R.J. Mitchell was a brilliant aircraft designer, who in his early 20's designed a racing aircraft for the British firm Supermarine, that would eventually win them the Schneider Trophy, a very coveted seaplane race award in the early part of the 20th century. His design was revolutionary and far ahead of its time, and when the threat of another world war began to loom, his design was transformed into the legendary fighter aircraft, the Spitfire, which many credit as being the godsend Britain needed to defeat the German Luftwaffe in their bid to bomb England into submission.
Basically this film tells his story, through the eyes of his friend and trusted test pilot, Geoffrey Crisp, portrayed by David Niven, telling a squadron of Spitfire pilots the history of their aircraft right there in the field, literally in between scrambles. In this movie R.J. Mitchell is portrayed by actor Leslie Howard, who also produced and directed. Apparently Mitchell's wife and son were on the set for most of the production of the film.
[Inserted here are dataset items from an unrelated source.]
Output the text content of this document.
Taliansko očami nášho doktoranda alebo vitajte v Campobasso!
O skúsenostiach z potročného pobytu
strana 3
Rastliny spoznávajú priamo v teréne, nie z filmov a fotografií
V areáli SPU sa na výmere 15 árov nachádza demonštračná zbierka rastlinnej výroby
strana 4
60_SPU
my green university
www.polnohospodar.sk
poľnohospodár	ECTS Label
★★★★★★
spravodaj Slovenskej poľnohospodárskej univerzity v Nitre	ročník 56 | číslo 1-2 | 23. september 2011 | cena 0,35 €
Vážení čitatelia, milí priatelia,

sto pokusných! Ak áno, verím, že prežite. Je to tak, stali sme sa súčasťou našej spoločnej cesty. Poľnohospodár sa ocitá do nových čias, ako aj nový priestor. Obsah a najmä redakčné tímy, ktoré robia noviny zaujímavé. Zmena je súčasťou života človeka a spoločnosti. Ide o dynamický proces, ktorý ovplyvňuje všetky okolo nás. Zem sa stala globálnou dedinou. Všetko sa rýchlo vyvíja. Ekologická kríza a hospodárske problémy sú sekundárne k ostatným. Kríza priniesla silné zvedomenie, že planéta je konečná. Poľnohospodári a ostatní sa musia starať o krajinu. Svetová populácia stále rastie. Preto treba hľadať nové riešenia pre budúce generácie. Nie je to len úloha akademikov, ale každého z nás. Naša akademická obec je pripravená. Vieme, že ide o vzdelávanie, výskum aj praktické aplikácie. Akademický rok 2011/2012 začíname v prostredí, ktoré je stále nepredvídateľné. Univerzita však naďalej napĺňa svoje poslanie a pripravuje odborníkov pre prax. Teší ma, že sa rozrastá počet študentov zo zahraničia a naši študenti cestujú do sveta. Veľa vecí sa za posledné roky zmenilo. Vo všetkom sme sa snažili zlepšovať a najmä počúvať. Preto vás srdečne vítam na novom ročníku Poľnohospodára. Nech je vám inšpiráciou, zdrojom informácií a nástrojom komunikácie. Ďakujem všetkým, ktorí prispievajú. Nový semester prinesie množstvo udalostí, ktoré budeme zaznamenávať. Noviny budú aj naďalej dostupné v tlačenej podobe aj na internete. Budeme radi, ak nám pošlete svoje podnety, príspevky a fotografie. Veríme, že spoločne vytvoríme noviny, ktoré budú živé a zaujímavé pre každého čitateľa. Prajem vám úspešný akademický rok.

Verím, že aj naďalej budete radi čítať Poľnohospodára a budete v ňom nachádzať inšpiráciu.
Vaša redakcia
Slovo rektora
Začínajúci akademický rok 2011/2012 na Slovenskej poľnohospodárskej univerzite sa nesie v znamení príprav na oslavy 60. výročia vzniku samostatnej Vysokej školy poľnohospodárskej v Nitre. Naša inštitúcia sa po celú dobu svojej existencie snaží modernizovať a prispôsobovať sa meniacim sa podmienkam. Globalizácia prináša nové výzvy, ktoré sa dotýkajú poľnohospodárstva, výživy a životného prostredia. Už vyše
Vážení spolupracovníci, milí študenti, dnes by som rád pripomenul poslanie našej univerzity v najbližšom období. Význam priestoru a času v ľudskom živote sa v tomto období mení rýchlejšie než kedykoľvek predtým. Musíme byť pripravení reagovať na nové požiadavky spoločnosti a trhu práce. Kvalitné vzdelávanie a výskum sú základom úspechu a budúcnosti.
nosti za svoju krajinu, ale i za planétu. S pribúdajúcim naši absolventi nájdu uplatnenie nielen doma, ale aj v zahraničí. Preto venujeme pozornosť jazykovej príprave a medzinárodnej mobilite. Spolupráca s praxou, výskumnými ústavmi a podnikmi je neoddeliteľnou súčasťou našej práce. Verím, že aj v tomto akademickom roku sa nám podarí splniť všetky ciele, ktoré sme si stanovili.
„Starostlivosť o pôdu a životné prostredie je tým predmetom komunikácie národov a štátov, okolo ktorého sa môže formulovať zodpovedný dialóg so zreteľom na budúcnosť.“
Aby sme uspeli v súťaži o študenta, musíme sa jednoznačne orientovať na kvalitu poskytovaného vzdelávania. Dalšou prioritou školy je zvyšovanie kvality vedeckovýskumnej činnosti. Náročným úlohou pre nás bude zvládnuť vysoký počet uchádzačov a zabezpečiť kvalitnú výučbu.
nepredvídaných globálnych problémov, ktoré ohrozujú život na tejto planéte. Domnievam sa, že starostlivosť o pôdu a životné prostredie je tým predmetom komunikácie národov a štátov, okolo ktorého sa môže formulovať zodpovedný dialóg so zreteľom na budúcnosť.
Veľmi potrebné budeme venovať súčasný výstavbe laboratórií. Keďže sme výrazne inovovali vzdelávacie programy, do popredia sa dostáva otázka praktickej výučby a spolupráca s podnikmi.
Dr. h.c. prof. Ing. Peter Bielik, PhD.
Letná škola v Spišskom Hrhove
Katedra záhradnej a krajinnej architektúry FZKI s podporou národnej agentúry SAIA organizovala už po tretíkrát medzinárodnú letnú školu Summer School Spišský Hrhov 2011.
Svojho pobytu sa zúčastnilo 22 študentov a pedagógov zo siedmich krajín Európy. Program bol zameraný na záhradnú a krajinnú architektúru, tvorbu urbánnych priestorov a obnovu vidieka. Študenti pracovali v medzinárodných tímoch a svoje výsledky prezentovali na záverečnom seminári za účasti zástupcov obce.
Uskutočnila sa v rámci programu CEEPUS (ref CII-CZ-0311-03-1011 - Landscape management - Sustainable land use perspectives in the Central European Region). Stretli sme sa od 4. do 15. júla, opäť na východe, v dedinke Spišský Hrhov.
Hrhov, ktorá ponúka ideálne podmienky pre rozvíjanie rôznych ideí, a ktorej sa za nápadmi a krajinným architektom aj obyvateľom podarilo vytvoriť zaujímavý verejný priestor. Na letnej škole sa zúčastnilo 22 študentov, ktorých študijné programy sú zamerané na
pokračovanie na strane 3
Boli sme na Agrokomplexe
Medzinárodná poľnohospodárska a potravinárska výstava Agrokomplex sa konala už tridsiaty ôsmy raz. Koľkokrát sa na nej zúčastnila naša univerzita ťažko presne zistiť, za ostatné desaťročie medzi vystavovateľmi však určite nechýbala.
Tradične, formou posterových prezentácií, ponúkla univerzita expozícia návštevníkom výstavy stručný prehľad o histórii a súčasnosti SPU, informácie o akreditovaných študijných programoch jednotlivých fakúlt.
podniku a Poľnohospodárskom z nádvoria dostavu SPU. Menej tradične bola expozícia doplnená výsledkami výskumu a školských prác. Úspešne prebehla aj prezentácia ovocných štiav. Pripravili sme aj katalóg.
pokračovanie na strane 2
The facts are bent slightly, to make Mitchell's contribution seem more patriotic than they actually were, which was unneccessary. He was suffering from colon cancer, and had already had one operation to try to cure it when the cancer surfaced again, and the second time it was fatal. The film shows him working himself to death, trying to get the Spitfire fighter right before he would be too ill to continue, but that is not what really happened. He had already completed the final Spitfire design long before his death, and was in fact working on a new bomber aircraft in the last years of his life. In the movie his illness is never named, and the doctor even tells him that if he rests and stops working he will live, which again was untrue. The man had cancer, had an operation to try to stop it, and the cancer recurred - those are the facts. Mitchell died in his 40's.
Despite its flaws, this is a fascinating film which shows the development of one of the most revolutionary and beloved aircraft of the Second World War, and one which certainly did save Britain from the yoke of Nazi tyranny.